English: Modal Verbs
English Grammar. Is this sentence correct?
"I would do what a man can to save you from sorrow."
The sentence is correct.
We know that modal verbs are not followed by "to". However, if the meaning is "in order to", it is correct.
He uses the verb can to talk about possibility. (in order to)
Her sister was doing all she could to pass her exam. (in order to)
Can, could, might, may, must, should, will, would and shall
These are some important Rules:
They are not followed by ‘to’.
Wrong: I must to play.
Correct: I must play.
Do not use two modal verbs together:
Wrong: I will can...
Correct: I will be able to...
They do not have "s":
Wrong: He musts...
Correct: He must..
They do not need an additional auxiliary in negatives or questions:
Wrong: do you can....?
Correct: Can you....?
Some of them:
Modal: Meaning --> Example
can: to express ability --> We can speak English.
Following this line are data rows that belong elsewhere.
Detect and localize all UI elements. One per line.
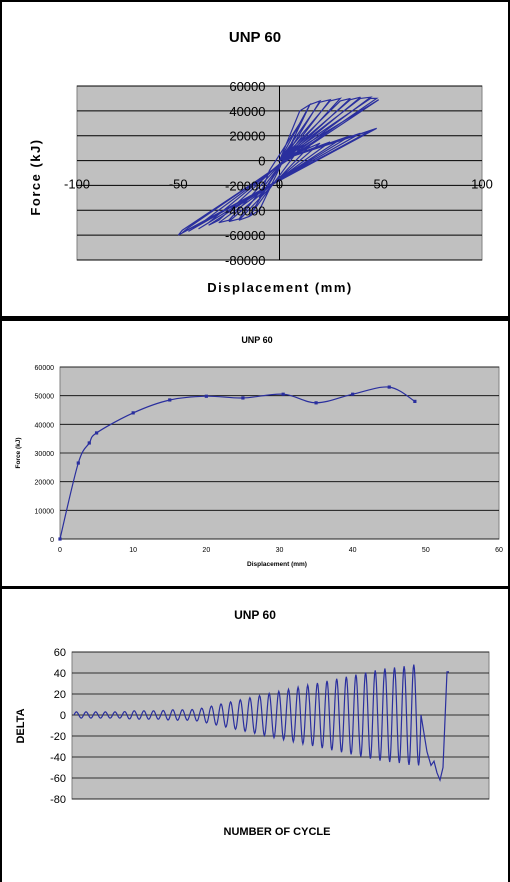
x-tick-label: 0 (276, 177, 283, 192)
y-tick-label: 60000 (35, 365, 55, 372)
y-tick-label: 10000 (35, 508, 55, 515)
y-tick-label: -20000 (225, 178, 265, 193)
data-point (351, 392, 355, 396)
data-point (204, 394, 208, 398)
y-tick-label: 50000 (35, 394, 55, 401)
data-point (387, 385, 391, 389)
x-tick-label: 10 (129, 547, 137, 554)
y-tick-label: 0 (258, 154, 265, 169)
hysteresis-chart: UNP 60 60000 40000 20000 0 -20000 -40000 -60000… (28, 29, 493, 295)
y-tick-label: 60000 (229, 79, 265, 94)
x-tick-label: -50 (169, 177, 188, 192)
chart-title: UNP 60 (241, 335, 272, 345)
y-axis-label: Force (kJ) (28, 138, 43, 215)
y-tick-label: -80000 (225, 253, 265, 268)
data-point (87, 441, 91, 445)
x-axis-label: Displacement (mm) (207, 280, 352, 295)
x-tick-label: 50 (374, 177, 388, 192)
plot-area (71, 651, 490, 800)
y-axis-label: DELTA (15, 708, 27, 743)
x-tick-label: 40 (349, 547, 357, 554)
data-point (413, 399, 417, 403)
y-tick-label: -80 (50, 794, 66, 806)
chart-title: UNP 60 (229, 29, 281, 46)
y-tick-label: 20000 (229, 129, 265, 144)
y-axis-label: Force (kJ) (15, 437, 22, 468)
series-line (73, 664, 449, 783)
y-tick-label: 20000 (35, 480, 55, 487)
x-tick-label: 60 (495, 547, 503, 554)
cycle-chart: UNP 60 60 40 20 0 -20 -40 -60 -80 NUMBER OF CYCLE… (15, 608, 490, 838)
y-tick-label: 40 (54, 668, 66, 680)
x-tick-label: 30 (276, 547, 284, 554)
y-tick-label: 40000 (35, 422, 55, 429)
data-point (168, 398, 172, 402)
x-tick-label: -100 (64, 177, 90, 192)
y-tick-label: 60 (54, 647, 66, 659)
envelope-chart: UNP 60 60000 50000 40000 30000 20000 10000 00 10… (15, 335, 503, 568)
data-point (131, 411, 135, 415)
cycle-chart-panel: UNP 60 60 40 20 0 -20 -40 -60 -80 NUMBER OF CYCLE… (0, 586, 510, 882)
envelope-chart-panel: UNP 60 60000 50000 40000 30000 20000 10000 0 0 10… (0, 318, 510, 586)
data-point (76, 461, 80, 465)
chart-title: UNP 60 (234, 608, 276, 622)
y-tick-label: -60000 (225, 228, 265, 243)
y-tick-label: -40000 (225, 203, 265, 218)
hysteresis-chart-panel: UNP 60 60000 40000 20000 0 -20000 -40000 -60000… (0, 0, 510, 318)
data-point (281, 392, 285, 396)
y-tick-label: 0 (60, 710, 66, 722)
y-tick-label: -40 (50, 752, 66, 764)
data-point (58, 537, 62, 541)
x-tick-label: 0 (58, 547, 62, 554)
data-point (94, 431, 99, 435)
x-tick-label: 100 (471, 177, 493, 192)
data-point (241, 396, 245, 400)
y-tick-label: -60 (50, 773, 66, 785)
y-tick-label: 40000 (229, 104, 265, 119)
y-tick-label: -20 (50, 731, 66, 743)
y-tick-label: 20 (54, 689, 66, 701)
series-line (177, 96, 380, 236)
x-tick-label: 50 (422, 547, 430, 554)
x-axis-label: Displacement (mm) (247, 561, 307, 568)
data-point (314, 401, 318, 405)
y-tick-label: 30000 (35, 451, 55, 458)
x-tick-label: 20 (202, 547, 210, 554)
y-tick-label: 0 (50, 537, 54, 544)
x-axis-label: NUMBER OF CYCLE (224, 826, 331, 838)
can: to request permission --> Can I use your pen, please?
may: to express possibility --> I may pass this test.
may: to request permission --> May I speak, please?
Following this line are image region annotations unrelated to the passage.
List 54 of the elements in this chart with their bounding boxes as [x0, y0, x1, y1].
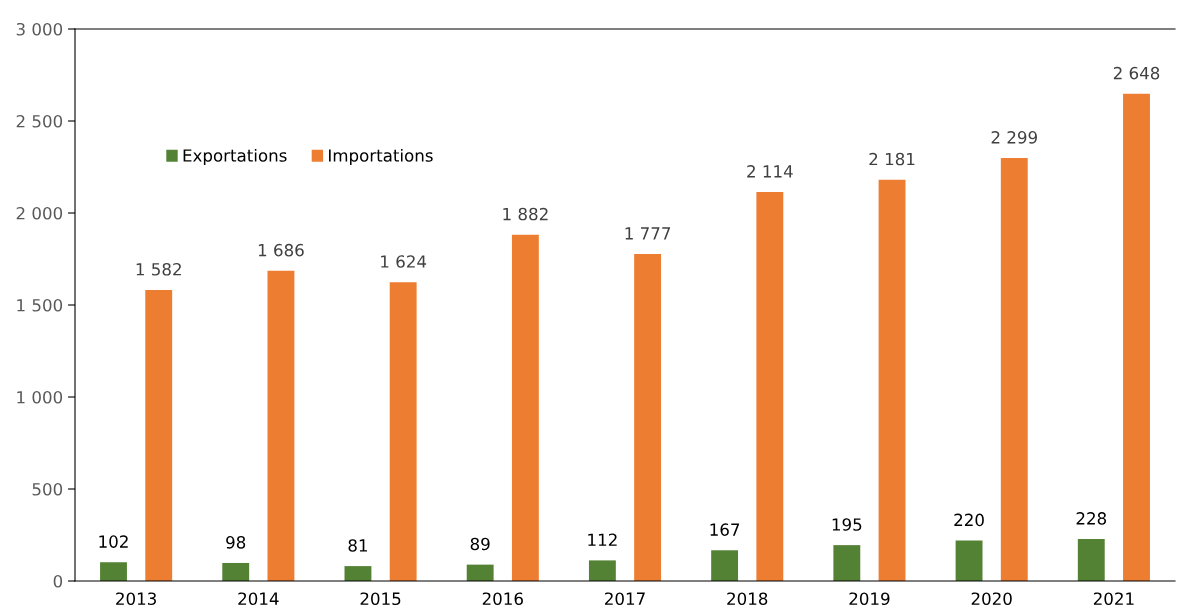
x-tick-label: 2013: [116, 592, 156, 606]
x-tick-label: 2020: [971, 592, 1012, 606]
y-tick-label: 1 500: [17, 298, 63, 312]
x-tick-label: 2019: [849, 592, 890, 606]
bar: [344, 566, 372, 581]
bar: [588, 560, 616, 581]
data-label: 89: [470, 537, 490, 551]
data-label: 98: [226, 536, 246, 549]
data-label: 1 624: [381, 255, 427, 268]
x-tick-label: 2014: [238, 592, 279, 606]
data-label: 102: [99, 535, 128, 548]
bar: [222, 562, 250, 581]
legend-label: Importations: [329, 148, 433, 166]
bar: [878, 179, 906, 581]
y-tick-label: 3 000: [16, 22, 63, 36]
bar: [1077, 539, 1105, 581]
bar: [711, 550, 739, 581]
bar: [833, 545, 861, 581]
data-label: 112: [588, 533, 617, 546]
bar: [466, 564, 494, 581]
data-label: 2 181: [869, 152, 915, 166]
data-label: 81: [348, 539, 368, 552]
data-label: 2 114: [747, 165, 793, 178]
x-tick-label: 2016: [482, 592, 523, 606]
y-tick-label: 500: [32, 482, 63, 496]
data-label: 1 686: [258, 243, 304, 257]
data-label: 2 648: [1113, 66, 1160, 80]
data-label: 2 299: [991, 131, 1037, 144]
bar: [100, 562, 127, 581]
bar: [1000, 157, 1028, 581]
data-label: 167: [710, 523, 740, 536]
y-tick-label: 1 000: [17, 390, 63, 404]
legend-label: Exportations: [183, 148, 287, 166]
x-tick-label: 2018: [727, 592, 768, 606]
data-label: 220: [954, 513, 984, 527]
x-tick-label: 2015: [360, 592, 401, 606]
x-tick-label: 2021: [1093, 592, 1134, 606]
y-tick-label: 2 500: [16, 114, 63, 128]
data-label: 195: [832, 518, 862, 531]
y-tick-label: 2 000: [16, 206, 63, 220]
bar: [511, 234, 539, 581]
bar: [267, 270, 295, 581]
data-label: 228: [1076, 512, 1107, 525]
data-label: 1 777: [625, 227, 671, 240]
bar: [389, 282, 417, 581]
bar: [955, 540, 983, 581]
data-label: 1 582: [136, 262, 181, 276]
bar: [634, 254, 662, 581]
bar: [1123, 93, 1150, 581]
data-label: 1 882: [503, 207, 548, 221]
y-tick-label: 0: [53, 574, 63, 588]
bar: [756, 192, 784, 581]
x-tick-label: 2017: [605, 592, 645, 606]
bar: [145, 289, 173, 581]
must: to express obligation --> I must wear the seat belt.
must: to express strong belief --> She must be really rich.
should: to give advice --> She should start working.
would: to request or offer --> Would you like a glass of wine?
would: in if-sentences --> If I were you, I would go now.
The sentece: "I would do what a man can to save you from sorrow." is from the book "Dracula" by Bram Stoker.